Laurie and Allyson are trying to get on with their lives. Laurie bought a new house and is writing a book, while Allyson is working for an asshole doctor, and trying to shake the looks everyone gives her. Fate brings Corey into their midst, and Allyson finds connection with him, a shared legacy of the taint of violence. 

And then fate brings Corey into the hands of Michael, and he finds a connection with him. Oh well.

While, admittedly, that is an interesting idea, it just bugged me to no end. Michael is supposed to be the lone monster, something outside reality, not of supernatural nature, but definitely not normal. As Kent's prophetic comment said, this movie dwells too much on what Michael is. No, not explicitly as there are not long monologues from people obsessed with the monster that HAS to be in their midst, and THAT is even more annoying.
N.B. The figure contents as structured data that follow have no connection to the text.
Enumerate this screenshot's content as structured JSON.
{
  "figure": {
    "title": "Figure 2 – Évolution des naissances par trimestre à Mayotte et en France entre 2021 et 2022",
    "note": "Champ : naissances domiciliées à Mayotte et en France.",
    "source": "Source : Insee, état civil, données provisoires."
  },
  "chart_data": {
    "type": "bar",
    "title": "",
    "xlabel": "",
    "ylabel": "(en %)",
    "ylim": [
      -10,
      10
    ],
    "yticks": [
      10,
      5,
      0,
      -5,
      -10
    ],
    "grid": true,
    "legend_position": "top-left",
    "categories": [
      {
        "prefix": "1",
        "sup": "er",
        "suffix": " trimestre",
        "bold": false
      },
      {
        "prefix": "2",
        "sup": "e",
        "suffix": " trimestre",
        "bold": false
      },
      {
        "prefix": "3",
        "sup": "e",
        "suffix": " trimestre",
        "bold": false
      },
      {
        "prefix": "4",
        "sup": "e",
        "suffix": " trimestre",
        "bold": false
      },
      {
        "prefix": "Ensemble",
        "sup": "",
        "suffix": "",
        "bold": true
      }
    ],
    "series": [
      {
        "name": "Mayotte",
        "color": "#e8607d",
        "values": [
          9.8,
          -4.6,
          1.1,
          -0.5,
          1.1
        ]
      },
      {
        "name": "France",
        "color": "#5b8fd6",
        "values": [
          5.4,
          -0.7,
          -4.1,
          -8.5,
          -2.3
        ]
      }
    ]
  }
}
No, this is an implied focus, in that Michael's monstrous nature can be passed on, and in doing so, be recognized by Laurie, on her own Hero's Journey against Michael.

In the end, or more precisely, the End, I understood why they did this, but it was a toss away, not used as fully as it could have been nor as emotionally impactful as it should have been. Instead, they just move onto the final, full destruction of Michael, as the villagers in silent procession deliver Michael to his alluded (the object of the scene might as well had neon lights above it) to final resting ground.